Gli allestimenti dei Subsonica sono cresciuti di pari passo con il loro successo. In ogni tour abbiamo cercato di aggiungere degli elementi dal punto di vista visivo che li rendessero riconoscibili, cosa che avveniva già nei loro video e nei servizi fotografici.
Con loro ho fatto sette tour. L’ultimo due anni fa, a mia vista il più bello, è stato L’eclissi Tour in cui ci siamo potuti permettere di sperimentare molto di più sull’aspetto visivo dato il budget leggermente più ampio. Loro hanno scelto di concentrare molta dell’attenzione sul visual, anche a costo di guadagnare meno. Volevano fare qualcosa di “eclatante”!

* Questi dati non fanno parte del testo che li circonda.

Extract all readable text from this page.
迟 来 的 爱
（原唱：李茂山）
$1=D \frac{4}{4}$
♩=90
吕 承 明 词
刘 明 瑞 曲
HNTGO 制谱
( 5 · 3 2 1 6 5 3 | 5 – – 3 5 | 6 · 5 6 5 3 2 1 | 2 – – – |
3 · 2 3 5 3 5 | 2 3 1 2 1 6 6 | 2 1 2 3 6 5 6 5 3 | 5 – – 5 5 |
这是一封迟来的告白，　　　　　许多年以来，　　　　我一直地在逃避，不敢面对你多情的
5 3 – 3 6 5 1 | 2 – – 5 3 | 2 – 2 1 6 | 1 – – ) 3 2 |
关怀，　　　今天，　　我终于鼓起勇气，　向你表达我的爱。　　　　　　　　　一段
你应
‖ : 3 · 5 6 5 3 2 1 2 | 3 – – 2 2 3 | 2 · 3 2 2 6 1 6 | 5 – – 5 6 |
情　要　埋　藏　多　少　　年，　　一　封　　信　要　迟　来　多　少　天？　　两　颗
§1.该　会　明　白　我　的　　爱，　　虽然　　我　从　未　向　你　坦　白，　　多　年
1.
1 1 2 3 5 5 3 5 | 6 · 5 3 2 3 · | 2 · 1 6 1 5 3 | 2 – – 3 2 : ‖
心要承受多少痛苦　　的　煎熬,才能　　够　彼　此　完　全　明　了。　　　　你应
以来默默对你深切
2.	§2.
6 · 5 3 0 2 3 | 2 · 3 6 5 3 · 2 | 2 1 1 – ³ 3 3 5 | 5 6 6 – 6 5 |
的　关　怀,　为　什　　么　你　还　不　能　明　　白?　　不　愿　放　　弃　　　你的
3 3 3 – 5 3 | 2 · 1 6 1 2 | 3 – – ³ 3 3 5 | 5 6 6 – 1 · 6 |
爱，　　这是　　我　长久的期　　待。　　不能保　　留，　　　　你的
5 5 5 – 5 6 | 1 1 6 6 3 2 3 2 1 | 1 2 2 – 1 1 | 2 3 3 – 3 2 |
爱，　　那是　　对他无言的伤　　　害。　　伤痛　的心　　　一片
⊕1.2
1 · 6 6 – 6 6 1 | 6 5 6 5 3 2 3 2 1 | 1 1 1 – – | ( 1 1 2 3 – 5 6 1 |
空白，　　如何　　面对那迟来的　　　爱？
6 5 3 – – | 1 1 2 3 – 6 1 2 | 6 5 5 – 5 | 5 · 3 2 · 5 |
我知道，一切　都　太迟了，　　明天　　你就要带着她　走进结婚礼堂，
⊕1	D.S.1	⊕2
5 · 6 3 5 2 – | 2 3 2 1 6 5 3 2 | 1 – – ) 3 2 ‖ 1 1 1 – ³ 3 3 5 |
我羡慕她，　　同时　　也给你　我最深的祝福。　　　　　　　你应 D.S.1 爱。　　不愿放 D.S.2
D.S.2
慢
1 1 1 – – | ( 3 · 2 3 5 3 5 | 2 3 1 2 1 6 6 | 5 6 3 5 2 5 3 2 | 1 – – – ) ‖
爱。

Io ho proposto loro di lavorare mixando in modo radicale, decontestualizzandoli, i canoni visivi consolidati dei loro due immaginari principali: la musica rock e la musica elettronica. Il rock ha dei suoi elementi iconografici standard, dei suoi stilemi, così come l’elettronica. Dovevamo provare a fonderli e a scombinare un po’ le carte: se nel rock il leader è il cantante che sta al centro, illuminato bene, con intorno tutto il resto del gruppo, nell’elettronica c’è un monte di macchinari, dietro a cui sta il dj al buio con alle spalle i visuals; ogni tribù hai suoi standard che vanno estrapolati dal contesto per essere trasformati. Questo è ciò che abbiamo fatto: innanzitutto abbiamo semplificato al massimo gli elementi, pensando al palco come ad uno spazio geometrico puro e assoluto, privo di spazi superflui.
Ho progettato un parallelepipedo largo 20 metri, profondo 4 metri, alto 2, totalmente nero, in cui la band era disposta allineata, un musicista accanto all’altro senza gerarchie; tutto il piano di calpestio era grigliato, tutti gli ampli, monitor, cavi e molte luci sono stati nascosti sotto; i tecnici, i backliner, il fonico di palco, che di solito stanno ai lati, sono stati posizionati dietro il parallelepipedo, in una specie di buca d’orchestra al contrario. I musicisti avevano comunque modo di dialogare con i tecnici, ma alle spalle. Delle luci mi interessava la funzione illuminante e la spinta dinamica proveniente dal rock mentre del mondo dance volevo l’attenzione maniacale al bpm e alla coerenza totale luce-suono. In questo contesto il layout grafico, che semplificando considero come la risultante geometrica delle linee (anche virtuali) tridimensionali su cui sono disposte le sorgenti luminose, doveva essere assolutamente coerente con i criteri estremi da noi adottati, cioè risultare scheletrico, essenziale, potente e macroscopico. Le luci e i video dovevano essere oggetti luminosi estremi: uno schermo led di tipo see-throw largo quanto l’intero palco l’ho messo davanti ai musicisti e uno identico dietro, movimentati da motori per inscatolare a piacimento le aree e anche le persone durante la performance. Le luci stavano sottopalco, allineate sul tetto o sul backwall ma sempre disposte in blocchi di tipologie omogenee non mischiate fra loro, Siamo arrivati ad avere quattro pareti costituite da elementi grafici, la cui interazione ha dato origine a tutte le forme plastiche che si possono ottenere da una configurazione così elementare. Era in fondo come un perseguire le linee grafiche degli strumenti di bordo dell’elettronica. Qui non sono stato certo minimalista, ma mi sono imposto di usare sempre un effetto per volta, però in forma macroscopica. Da questo tour ho sperimentato l’uscita da un mondo luci fatto di raggi classici tradizionali, di puntamenti “pettinati”, ho eliminato il controluce come da manuale e sono approdato al layout grafico, ed è stata una bella svolta stilistica.
Subsonica, Be Human tour. Le location erano i piccoli club, tour volutamente underground, lontano dalle produzioni da palasport, in cui veniva allestita una “gabbia” in layher (il materiale con cui si costruiscono le impalcature dei palchi) di 6 metri per 4, che li racchiudeva durante il concerto, e sulla quale erano appesi, come esplosi, una dozzina di semplici pannelli led come unica sorgente luminosa.